Our great need, our overriding need, is for connection. That's particularly true in these modern (and postmodern) times. Every age of human history has had its problems: there has never been a utopia. But life is now so fast-paced, frantic, and hectic, so awash in visual and auditory stimulation, so distracted, so demanding of us to to play multiple roles, wear many hats, juggle complex and competing demands, that it is harder today than in past generations to feel connected or to be connected. We are pulled in so many different directions within such short spans of time, that our age generates fragmented lives in greater proportion than past ages.

We don’t connect well with the needs of our neighbors. We don’t connect well with the life we find around us, the beauty we are surrounded by. We don’t connect well with ourselves. But there’s hope. There’s hope and there’s help. It's at your nearest Unitarian Universalist congregation, for our congregations exist to heal that wound of disconnection. Our congregations bring people together to help each other connect to themselves, listen to their deepest selves – the abiding presence amidst the cacophony of inner voices. Our congregations bring people together to help each other connect to life, open to the abundant gifts freely given – the grace that we cannot earn, and from which we cannot be dispossessed. Our congregations bring people together to help each other connect to the world’s injustice and suffering, serve needs greater than our own – for we cannot come into our own healing and wholeness without connecting also to the world’s pain and those left behind.

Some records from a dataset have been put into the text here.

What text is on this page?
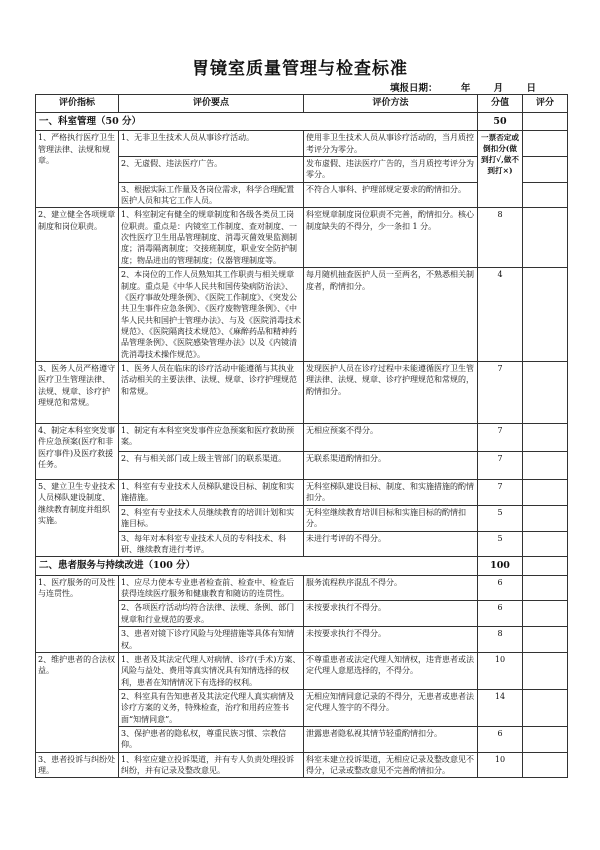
胃镜室质量管理与检查标准
填报日期： 年 月 日
评价指标	评价要点	评价方法	分值	评分
一、科室管理（50 分）			50	
1、严格执行医疗卫生管理法律、法规和规章。	1、无非卫生技术人员从事诊疗活动。	使用非卫生技术人员从事诊疗活动的，当月质控考评分为零分。	一票否定或倒扣分(做到打√,做不到打×)	
	2、无虚假、违法医疗广告。	发布虚假、违法医疗广告的，当月质控考评分为零分。		
	3、根据实际工作量及各岗位需求，科学合理配置医护人员和其它工作人员。	不符合人事科、护理部规定要求的酌情扣分。		
2、建立健全各项规章制度和岗位职责。	1、科室制定有健全的规章制度和各级各类员工岗位职责。重点是：内镜室工作制度、查对制度、一次性医疗卫生用品管理制度、消毒灭菌效果监测制度；消毒隔离制度；交接班制度，职业安全防护制度；物品进出的管理制度；仪器管理制度等。	科室规章制度岗位职责不完善，酌情扣分。核心制度缺失的不得分，少一条扣 1 分。	8	
	2、本岗位的工作人员熟知其工作职责与相关规章制度。重点是《中华人民共和国传染病防治法》、《医疗事故处理条例》、《医院工作制度》、《突发公共卫生事件应急条例》、《医疗废物管理条例》、《中华人民共和国护士管理办法》、与及《医院消毒技术规范》、《医院隔离技术规范》、《麻醉药品和精神药品管理条例》、《医院感染管理办法》以及《内镜清洗消毒技术操作规范》。	每月随机抽查医护人员一至两名，不熟悉相关制度者，酌情扣分。	4	
3、医务人员严格遵守医疗卫生管理法律、法规、规章、诊疗护理规范和常规。	1、医务人员在临床的诊疗活动中能遵循与其执业活动相关的主要法律、法规、规章、诊疗护理规范和常规。	发现医护人员在诊疗过程中未能遵循医疗卫生管理法律、法规、规章、诊疗护理规范和常规的，酌情扣分。	7	
4、制定本科室突发事件应急预案(医疗和非医疗事件)及医疗救援任务。	1、制定有本科室突发事件应急预案和医疗救助预案。	无相应预案不得分。	7	
	2、有与相关部门或上级主管部门的联系渠道。	无联系渠道酌情扣分。	7	
5、建立卫生专业技术人员梯队建设制度、继续教育制度并组织实施。	1、科室有专业技术人员梯队建设目标、制度和实施措施。	无科室梯队建设目标、制度、和实施措施的酌情扣分。	7	
	2、科室有专业技术人员继续教育的培训计划和实施目标。	无科室继续教育培训目标和实施目标的酌情扣分。	5	
	3、每年对本科室专业技术人员的专科技术、科研、继续教育进行考评。	未进行考评的不得分。	5	
二、患者服务与持续改进（100 分）			100	
1、医疗服务的可及性与连贯性。	1、应尽力使本专业患者检查前、检查中、检查后获得连续医疗服务和健康教育和随访的连贯性。	服务流程秩序混乱不得分。	6	
	2、各项医疗活动均符合法律、法规、条例、部门规章和行业规范的要求。	未按要求执行不得分。	6	
	3、患者对镜下诊疗风险与处理措施等具体有知情权。	未按要求执行不得分。	8	
2、维护患者的合法权益。	1、患者及其法定代理人对病情、诊疗(手术)方案、风险与益处、费用等真实情况具有知情选择的权利，患者在知情情况下有选择的权利。	不尊重患者或法定代理人知情权，违背患者或法定代理人意愿选择的，不得分。	10	
	2、科室具有告知患者及其法定代理人真实病情及诊疗方案的义务，特殊检查，治疗和用药应签书面“知情同意”。	无相应知情同意记录的不得分，无患者或患者法定代理人签字的不得分。	14	
	3、保护患者的隐私权，尊重民族习惯、宗教信仰。	泄露患者隐私视其情节轻重酌情扣分。	6	
3、患者投诉与纠纷处理。	1、科室应建立投诉渠道，并有专人负责处理投诉纠纷，并有记录及整改意见。	科室未建立投诉渠道，无相应记录及整改意见不得分，记录或整改意见不完善酌情扣分。	10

A religion is a way of life. I know it is common these days to think of religion as merely the performance of certain rituals or mental assent to certain creedal statements, neither of which have much connection to the rest of one’s life. Or, as The Cynical Dictionary defines religion: “Mythology collected to establish the social discipline of your neighbor.” It’s tempting to think of religion this way when we look at other people’s religions. Actually, anything worthy of the name religion is a way of life. By removing the creedal statements, Unitarian Universalism becomes more conscious of itself as a way of life, in community.

To choose the Unitarian Universalist way of life is to choose a path of healing the disconnection, of being more intentional about strengthening the connections to ourselves, to others, and to life itself. Where we have become disconnected from ourselves, our path is to learn again how to hear and heed the inner wisdom of the true self so often muffled in the pursuit of achievements and material acquisition. Where we have become disconnected from the world’s beauty, our path is to learn again how to bask in the grace of gifts which we have not earned and do not deserve. Where we have become disconnected from the world’s needs, our path is to serve the needs of other people, of other beings, and of the planet itself.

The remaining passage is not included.